O fim de uma era! O guru da amplificação e fundador da Mesa/Boogie, Randall Smith deixou a empresa que a Gibson adquiriu em 2021. As explicações não são categóricas…
A Gibson anunciou que Randall Smith, fundador da Mesa/Boogie e lenda do design de amplificadores de guitarra, deixou a empresa. Numa declaração (algo cáustica, se nos perguntarem), a Gibson, que adquiriu a Mesa/Boogie no final de 2021, afirmou que iria «continuar a celebrar o legado» de Smith, que passou os últimos 55 anos da sua vida a ultrapassar os limites do design de amplificadores.
Por estes dias, circulam rumores na Internet de que Randall Smith terá sido despedido ou que se reformou.
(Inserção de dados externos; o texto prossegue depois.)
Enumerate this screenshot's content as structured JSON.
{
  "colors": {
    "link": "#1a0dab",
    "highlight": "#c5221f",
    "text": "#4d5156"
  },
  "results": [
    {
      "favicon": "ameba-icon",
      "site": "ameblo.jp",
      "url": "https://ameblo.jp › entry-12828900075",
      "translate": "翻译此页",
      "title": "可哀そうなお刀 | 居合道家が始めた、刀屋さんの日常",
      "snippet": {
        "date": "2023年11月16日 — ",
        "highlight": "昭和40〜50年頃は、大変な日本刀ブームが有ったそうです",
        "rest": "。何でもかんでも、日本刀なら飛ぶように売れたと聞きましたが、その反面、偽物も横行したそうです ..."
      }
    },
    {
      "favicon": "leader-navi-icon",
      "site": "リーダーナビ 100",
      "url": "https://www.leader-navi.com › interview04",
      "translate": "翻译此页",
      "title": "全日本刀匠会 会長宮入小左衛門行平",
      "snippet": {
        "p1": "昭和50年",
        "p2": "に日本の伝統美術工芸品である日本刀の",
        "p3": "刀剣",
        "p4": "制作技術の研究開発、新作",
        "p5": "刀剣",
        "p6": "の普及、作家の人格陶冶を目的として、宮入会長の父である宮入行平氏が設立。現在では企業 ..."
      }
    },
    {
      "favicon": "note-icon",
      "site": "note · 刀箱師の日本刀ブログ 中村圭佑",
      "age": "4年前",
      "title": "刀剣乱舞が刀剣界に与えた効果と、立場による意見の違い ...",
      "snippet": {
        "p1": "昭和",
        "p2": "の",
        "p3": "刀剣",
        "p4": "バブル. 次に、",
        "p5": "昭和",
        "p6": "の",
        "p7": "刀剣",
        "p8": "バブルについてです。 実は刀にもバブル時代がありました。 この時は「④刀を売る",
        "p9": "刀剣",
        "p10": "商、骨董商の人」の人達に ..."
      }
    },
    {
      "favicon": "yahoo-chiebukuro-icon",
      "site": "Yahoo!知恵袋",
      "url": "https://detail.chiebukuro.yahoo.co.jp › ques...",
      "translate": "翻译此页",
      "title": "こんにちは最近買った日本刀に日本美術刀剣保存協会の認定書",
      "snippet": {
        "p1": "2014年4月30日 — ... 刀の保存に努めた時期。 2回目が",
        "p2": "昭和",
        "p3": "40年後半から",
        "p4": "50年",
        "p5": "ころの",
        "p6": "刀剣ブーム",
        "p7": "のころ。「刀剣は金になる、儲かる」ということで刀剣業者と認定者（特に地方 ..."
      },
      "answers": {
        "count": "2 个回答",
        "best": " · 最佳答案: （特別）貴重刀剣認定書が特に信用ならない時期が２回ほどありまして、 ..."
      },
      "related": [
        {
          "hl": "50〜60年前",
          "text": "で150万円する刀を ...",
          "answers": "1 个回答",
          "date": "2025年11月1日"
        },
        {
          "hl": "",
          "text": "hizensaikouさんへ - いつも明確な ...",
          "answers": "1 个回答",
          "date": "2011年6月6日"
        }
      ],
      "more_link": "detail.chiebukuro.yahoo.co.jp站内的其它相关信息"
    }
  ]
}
A Gibson não explicou as razões por detrás da sua saída, mas Doug West, diretor de I&D da Mesa/Boogie, afirmou que a empresa se tinha preparado para isto: «Todos nós falámos sobre este dia e preparámo-nos para ele de muitas formas ao longo dos anos, mas Randall Smith é uma ‘força da natureza’, e não podíamos imaginar que se concretizasse».
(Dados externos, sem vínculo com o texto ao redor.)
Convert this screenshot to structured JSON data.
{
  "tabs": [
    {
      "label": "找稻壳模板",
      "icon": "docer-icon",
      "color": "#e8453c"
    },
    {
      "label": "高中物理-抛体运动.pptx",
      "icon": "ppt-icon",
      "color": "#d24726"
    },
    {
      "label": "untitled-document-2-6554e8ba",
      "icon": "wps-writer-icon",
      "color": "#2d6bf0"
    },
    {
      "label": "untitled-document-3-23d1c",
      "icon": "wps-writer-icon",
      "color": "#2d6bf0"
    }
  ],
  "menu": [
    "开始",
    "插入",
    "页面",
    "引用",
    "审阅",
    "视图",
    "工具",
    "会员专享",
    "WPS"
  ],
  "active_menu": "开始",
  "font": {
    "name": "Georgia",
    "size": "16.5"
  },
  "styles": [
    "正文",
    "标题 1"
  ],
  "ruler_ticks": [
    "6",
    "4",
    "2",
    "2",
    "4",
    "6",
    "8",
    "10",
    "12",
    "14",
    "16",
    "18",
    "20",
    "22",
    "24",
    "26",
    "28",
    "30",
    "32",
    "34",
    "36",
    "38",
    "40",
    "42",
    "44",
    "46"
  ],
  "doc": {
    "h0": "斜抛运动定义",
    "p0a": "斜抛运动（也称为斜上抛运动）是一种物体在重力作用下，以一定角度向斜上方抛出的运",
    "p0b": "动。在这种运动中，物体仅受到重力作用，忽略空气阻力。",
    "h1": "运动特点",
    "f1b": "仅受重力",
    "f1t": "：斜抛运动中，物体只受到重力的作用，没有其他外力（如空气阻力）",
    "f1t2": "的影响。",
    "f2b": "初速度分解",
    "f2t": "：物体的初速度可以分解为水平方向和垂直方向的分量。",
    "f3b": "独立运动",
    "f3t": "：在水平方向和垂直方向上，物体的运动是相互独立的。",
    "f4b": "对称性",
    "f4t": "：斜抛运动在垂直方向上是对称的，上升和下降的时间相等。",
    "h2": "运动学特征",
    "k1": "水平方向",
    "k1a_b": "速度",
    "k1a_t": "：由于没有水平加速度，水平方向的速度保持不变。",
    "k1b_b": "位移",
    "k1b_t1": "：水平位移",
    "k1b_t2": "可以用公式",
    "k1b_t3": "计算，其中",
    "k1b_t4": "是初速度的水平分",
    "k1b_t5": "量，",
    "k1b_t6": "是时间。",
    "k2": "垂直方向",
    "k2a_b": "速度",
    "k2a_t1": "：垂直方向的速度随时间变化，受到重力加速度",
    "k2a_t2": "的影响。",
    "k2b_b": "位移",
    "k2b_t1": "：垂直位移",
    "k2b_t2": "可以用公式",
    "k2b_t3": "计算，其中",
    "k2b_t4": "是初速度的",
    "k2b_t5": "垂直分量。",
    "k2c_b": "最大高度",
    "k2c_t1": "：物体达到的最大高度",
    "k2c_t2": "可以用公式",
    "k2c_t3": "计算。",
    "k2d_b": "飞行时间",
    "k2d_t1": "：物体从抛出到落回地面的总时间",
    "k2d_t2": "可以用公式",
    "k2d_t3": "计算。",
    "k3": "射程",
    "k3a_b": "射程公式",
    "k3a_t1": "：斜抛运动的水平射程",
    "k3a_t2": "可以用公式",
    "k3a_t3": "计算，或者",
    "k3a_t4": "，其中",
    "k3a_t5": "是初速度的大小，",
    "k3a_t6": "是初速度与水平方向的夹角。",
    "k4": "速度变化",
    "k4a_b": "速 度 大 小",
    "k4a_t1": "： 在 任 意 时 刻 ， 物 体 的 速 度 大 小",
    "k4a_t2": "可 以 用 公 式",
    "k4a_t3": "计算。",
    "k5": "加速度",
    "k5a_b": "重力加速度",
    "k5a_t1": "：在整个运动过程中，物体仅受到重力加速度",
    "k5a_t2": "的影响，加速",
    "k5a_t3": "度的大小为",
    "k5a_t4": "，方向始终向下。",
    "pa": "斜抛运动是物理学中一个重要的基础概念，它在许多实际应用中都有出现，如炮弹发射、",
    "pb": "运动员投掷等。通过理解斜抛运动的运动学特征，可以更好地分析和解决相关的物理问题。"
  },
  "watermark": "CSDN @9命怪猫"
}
«Agora, reflicto sobre o facto de que poucos neste mundo têm a oportunidade de serem orientados, treinados para a excelência e para darem o seu melhor de forma consistente e pessoal da forma como a nossa equipa de design, e todos aqui na Mesa/Boogie, o fizeram sob a sua tutela», conclui West.
A Mudança
Em 2021, a Gibson e a Mesa/Boogie confirmaram oficialmente que a gigante marca de guitarras comprou a icónica marca de amplificadores. JC Curleigh, Presidente e CEO da Gibson, referiu-se à fusão: «Na Gibson, procuramos estar à altura do nosso passado marcante e inclinamo-nos para um futuro inovador, numa busca que foi iniciada há mais de 100 anos, com o nosso fundador Orville Gibson. Agora, essa busca prossegue com a junção da Mesa/Boogie à família Gibson Brands, incluindo a liderança visionária da Randy Smith e da sua equipa que, nos últimos 50 anos, tem criado uma marca icónica e inovadora que resistiu ao teste do tempo. É uma parceria perfeita, baseada nas nossas experiências profissionais colectivas e numa paixão por som».
No mesmo press release chegado às redacções surgia também um testemunho de Randall Smith. O engenheiro fundou a Mesa/Boogie na sua própria oficina, começando por modificar amplificadores Fender e lentamente estabelecendo a sua tremenda reputação como um dos pionieros no universo dos amps boutique.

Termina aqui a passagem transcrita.